Economic Environment in India and SWOT Analysis

Economic environment consists of various macro level factors, which have an association with the means of production and distribution of wealth and affect the country’s business and industry. Various aspects of economic environment affecting business are:
•    economic structure,
•    economic planning,
•    economic policies,
•    economic indices and
•    infrastructural factors.
The three economic structures are capitalist, socialist and mixed economy system. Economic policies like monetary, industrial and fiscal policy creates opportunities for businesses. Economic indices like national income, per capita income and value of exports and imports helps in policy formulation of the nation. In 1991 government of India formulated and implemented the new industrial policy.
The new industrial policy advocated:
•    liberalisation which is freeing the Indian industries from the hassles of licensing system,
•    privatisation which is reducing the role of public sector and
•    globalisation which is encouraging foreign private participation in India’s industrial development.

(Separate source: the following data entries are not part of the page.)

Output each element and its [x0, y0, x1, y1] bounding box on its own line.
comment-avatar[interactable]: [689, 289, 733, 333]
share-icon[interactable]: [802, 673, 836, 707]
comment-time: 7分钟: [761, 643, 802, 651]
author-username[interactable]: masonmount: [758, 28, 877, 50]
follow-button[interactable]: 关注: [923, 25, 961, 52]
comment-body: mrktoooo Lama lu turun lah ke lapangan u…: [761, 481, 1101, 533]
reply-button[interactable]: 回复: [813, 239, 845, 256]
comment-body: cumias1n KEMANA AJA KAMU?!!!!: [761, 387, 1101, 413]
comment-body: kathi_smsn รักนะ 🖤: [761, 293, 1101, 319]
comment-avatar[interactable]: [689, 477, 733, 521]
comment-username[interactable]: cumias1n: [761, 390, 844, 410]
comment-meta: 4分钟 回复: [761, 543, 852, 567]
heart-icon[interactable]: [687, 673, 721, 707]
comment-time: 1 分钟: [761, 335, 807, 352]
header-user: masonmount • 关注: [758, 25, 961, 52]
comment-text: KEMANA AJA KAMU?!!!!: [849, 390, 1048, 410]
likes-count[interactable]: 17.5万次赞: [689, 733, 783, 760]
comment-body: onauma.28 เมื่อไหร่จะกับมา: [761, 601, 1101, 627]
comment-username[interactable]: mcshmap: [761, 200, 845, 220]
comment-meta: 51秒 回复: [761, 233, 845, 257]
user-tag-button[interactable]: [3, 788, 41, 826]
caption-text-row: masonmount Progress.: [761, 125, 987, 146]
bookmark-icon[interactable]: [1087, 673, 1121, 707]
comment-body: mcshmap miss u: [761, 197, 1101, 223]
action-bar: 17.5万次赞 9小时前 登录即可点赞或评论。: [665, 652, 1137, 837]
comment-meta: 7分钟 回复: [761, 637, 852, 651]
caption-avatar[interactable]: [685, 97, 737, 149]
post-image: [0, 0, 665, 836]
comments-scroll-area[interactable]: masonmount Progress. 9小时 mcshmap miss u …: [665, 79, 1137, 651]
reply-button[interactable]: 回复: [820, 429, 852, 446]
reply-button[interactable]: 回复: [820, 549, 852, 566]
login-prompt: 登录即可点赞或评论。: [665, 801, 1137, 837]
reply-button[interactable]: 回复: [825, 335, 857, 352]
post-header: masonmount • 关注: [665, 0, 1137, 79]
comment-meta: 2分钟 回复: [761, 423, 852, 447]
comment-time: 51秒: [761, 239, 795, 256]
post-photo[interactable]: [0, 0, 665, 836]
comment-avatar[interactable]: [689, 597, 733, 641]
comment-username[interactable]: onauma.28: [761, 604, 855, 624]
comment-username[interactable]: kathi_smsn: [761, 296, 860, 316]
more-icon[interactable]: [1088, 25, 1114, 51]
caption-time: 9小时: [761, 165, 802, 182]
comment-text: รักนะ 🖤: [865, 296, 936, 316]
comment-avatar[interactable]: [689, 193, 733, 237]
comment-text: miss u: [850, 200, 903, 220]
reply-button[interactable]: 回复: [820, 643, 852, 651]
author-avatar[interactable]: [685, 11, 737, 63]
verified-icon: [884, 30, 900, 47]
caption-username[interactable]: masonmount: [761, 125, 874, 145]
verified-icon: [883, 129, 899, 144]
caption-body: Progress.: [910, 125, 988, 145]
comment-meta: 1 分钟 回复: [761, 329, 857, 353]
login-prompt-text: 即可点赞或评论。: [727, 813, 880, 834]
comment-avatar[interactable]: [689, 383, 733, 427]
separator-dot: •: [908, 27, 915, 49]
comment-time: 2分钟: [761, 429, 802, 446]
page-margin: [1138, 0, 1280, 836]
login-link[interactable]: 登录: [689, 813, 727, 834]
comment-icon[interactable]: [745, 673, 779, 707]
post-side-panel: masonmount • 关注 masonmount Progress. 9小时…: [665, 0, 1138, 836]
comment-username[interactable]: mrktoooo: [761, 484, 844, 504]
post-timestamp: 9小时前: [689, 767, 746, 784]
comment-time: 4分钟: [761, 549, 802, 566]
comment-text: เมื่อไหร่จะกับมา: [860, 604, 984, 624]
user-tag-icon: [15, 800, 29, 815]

The major impact on the Indian business and industry are increasing competition, more demanding customers, rapidly changing technological environment, necessity for change, market orientation, etc. SWOT analysis refers to a strategic planning method used to evaluate the strengths, weaknesses/limitations, opportunities and threats involved in a project or a business venture. Strength refers to inherent capacities which an enterprise can use to gain over its competitors, weakness are limitations creating a strategic disadvantage relative to others, opportunities are favorable conditions which help the enterprise to improve its performance and threats are unfavorable conditions which can cause damage or risk to the enterprise.